- Pathogen: Listeria monocytogenes
- Source: Pasta meal products produced by Nate's Fine Foods
- Location: United States
- Date: June 2025 – February 2026
- Hospitalized cases: 27
- Deaths: 7

= 2025 United States listeriosis outbreak =

Widespread outbreak of food poisoning

The 2025 United States listeriosis outbreak was a widespread outbreak of listeriosis linked to pre-made pasta meal products traced back to Nate's Fine Foods and distributed in national grocery store chains across the country. The outbreak was first reported in June 2025, and as of November 5, there have been cases in 18 states: California, Florida, Hawaii, Illinois, Indiana, Louisiana, Michigan, Minnesota, Missouri, North Carolina, Nevada, Ohio, Oregon, South Carolina, Texas, Utah, Virginia, and Washington. The case was closed by the Centers for Disease Control and Prevention (CDC) in February 2026.

== Background ==
There were previously been listeriosis outbreaks in the United States, most recently being an outbreak in 2024 linked to deli meats in Virginia.

Pregnant women, newborns, and elderly with immunodeficiency are most at risk of developing symptoms. Common symptoms include fever, fatigue, and muscle aches. Particularly for pregnant women, more serious conditions can include miscarriages, premature delivery, or life-threatening infection of newborns. Listeriosis takes 3–4 weeks to incubate human cells and show symptoms, making it difficult to properly monitor the outbreak across different states. Furthermore, some people recover without medical care and are not tested, leaving their cases unreported.

== Timeline ==
The outbreak started in June 2025, when several brands issued recalls of ready-to-eat chicken fettucine Alfredo meal products made by FreshRealm Inc., which were being sold under the brands Home Chef and Marketside at Kroger and Walmart respectively. Prior to this, in February 2025, around two million baked goods, including those sold by large businesses like Dunkin', were recalled over concerns of listeria.

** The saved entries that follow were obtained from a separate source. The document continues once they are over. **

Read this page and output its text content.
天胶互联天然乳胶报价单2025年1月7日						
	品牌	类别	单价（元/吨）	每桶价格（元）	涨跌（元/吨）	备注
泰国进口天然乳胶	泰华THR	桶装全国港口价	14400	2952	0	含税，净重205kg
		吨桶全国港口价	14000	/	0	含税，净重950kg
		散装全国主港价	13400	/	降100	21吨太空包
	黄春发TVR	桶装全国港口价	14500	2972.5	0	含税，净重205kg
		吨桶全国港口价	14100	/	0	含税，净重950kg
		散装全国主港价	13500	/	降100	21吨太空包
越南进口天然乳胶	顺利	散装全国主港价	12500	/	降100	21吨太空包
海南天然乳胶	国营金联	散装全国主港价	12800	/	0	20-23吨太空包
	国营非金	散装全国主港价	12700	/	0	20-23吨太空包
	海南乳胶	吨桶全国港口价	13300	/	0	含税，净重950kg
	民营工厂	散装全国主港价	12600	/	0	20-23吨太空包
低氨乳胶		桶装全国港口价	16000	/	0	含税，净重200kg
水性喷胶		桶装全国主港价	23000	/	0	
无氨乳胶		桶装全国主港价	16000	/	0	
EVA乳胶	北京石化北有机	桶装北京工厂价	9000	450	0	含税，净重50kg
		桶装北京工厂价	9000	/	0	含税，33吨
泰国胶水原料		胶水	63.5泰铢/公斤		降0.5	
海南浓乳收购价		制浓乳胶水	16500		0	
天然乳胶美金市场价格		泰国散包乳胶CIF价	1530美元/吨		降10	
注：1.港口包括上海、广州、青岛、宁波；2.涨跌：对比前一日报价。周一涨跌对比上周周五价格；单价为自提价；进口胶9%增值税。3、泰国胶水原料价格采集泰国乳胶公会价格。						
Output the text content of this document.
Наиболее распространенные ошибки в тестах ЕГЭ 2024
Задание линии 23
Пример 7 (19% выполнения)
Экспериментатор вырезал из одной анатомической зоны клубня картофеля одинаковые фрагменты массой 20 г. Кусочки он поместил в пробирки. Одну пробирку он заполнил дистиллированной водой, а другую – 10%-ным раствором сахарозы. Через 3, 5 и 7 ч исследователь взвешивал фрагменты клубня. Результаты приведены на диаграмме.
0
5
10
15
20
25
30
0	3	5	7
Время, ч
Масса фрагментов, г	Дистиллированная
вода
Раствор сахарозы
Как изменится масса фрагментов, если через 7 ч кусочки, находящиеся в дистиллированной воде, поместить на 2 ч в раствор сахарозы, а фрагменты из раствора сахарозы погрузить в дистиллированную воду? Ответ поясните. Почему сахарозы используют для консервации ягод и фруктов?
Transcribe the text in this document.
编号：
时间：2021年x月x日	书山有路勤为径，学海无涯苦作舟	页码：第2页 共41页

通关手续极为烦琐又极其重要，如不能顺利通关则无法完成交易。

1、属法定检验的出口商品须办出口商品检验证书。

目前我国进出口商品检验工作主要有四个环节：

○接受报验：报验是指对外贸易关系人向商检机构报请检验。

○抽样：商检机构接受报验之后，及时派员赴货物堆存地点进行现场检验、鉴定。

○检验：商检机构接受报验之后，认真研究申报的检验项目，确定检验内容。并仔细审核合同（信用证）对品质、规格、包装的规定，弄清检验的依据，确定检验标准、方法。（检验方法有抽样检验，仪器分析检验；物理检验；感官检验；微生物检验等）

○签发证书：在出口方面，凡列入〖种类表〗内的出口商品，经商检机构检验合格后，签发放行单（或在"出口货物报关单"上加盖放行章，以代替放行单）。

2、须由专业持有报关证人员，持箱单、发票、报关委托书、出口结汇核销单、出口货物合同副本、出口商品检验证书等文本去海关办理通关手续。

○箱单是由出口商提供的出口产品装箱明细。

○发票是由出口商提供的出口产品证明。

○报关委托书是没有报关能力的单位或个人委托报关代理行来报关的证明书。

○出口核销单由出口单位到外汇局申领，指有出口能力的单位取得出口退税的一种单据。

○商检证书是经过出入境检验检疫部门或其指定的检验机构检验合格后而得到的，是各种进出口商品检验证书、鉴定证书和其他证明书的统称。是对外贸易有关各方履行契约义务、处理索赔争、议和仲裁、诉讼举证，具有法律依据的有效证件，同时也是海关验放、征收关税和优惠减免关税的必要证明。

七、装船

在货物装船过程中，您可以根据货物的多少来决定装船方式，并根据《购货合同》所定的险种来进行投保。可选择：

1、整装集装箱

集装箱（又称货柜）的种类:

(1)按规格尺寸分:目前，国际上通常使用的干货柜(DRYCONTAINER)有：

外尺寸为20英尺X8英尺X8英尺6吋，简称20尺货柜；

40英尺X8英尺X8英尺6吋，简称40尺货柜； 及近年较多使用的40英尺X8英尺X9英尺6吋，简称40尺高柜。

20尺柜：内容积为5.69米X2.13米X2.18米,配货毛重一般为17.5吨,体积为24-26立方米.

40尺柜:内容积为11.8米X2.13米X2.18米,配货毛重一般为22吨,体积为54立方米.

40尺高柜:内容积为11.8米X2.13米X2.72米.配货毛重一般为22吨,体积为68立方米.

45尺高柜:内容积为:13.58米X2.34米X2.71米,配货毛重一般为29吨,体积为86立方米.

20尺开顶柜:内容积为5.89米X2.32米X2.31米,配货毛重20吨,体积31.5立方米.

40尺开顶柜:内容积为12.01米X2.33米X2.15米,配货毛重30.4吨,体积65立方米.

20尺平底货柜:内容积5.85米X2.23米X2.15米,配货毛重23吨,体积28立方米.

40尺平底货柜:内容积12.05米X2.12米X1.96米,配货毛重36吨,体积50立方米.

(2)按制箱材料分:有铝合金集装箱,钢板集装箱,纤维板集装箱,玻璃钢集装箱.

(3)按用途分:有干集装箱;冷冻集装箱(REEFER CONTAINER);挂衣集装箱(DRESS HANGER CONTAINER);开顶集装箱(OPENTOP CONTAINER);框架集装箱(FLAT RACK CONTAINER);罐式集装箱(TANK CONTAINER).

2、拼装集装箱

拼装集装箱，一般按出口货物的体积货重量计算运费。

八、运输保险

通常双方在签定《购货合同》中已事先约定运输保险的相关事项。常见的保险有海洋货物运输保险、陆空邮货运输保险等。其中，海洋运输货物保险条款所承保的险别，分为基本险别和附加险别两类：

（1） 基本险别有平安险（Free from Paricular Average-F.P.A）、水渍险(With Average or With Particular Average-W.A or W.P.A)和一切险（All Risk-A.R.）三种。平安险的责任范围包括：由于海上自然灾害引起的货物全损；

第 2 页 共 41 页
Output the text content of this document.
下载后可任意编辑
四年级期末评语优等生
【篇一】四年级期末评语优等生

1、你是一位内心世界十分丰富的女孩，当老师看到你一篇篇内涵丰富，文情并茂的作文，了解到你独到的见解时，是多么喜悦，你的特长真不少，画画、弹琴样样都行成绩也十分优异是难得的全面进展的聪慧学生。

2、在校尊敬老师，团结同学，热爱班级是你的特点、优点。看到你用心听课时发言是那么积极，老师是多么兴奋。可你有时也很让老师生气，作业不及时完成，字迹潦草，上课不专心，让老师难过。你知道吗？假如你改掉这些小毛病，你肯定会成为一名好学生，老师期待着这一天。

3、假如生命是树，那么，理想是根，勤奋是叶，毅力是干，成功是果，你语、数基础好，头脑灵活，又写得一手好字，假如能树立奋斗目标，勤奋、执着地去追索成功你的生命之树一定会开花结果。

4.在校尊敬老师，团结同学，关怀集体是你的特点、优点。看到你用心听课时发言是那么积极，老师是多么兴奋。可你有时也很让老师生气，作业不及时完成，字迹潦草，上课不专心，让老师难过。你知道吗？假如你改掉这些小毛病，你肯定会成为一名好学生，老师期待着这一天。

In response, businesses began testing their pasta samples, some of which returned as positive for Listeria in September 2025. Further testing confirmed it was the same strain in previously recalled products, and prompted the recall of two additional products, which shared the same pasta supplier, Nate's Fine Foods.

Nate's later expanded their call to include batches of other precooked pasta, including fettucine, linguine, and farfalle. In addition to Kroger and Walmart, their products were also sold at Sprouts Farmers Market, Albertsons, and Trader Joe's stores.

A FDA update from October 30 reported seven new cases and three new states, along with two additional deaths from Hawaii and Oregon respectively.

In February 2026, the CDC officially closed the case for the outbreak. There were 27 total hospitalizations and 7 deaths across 19 states.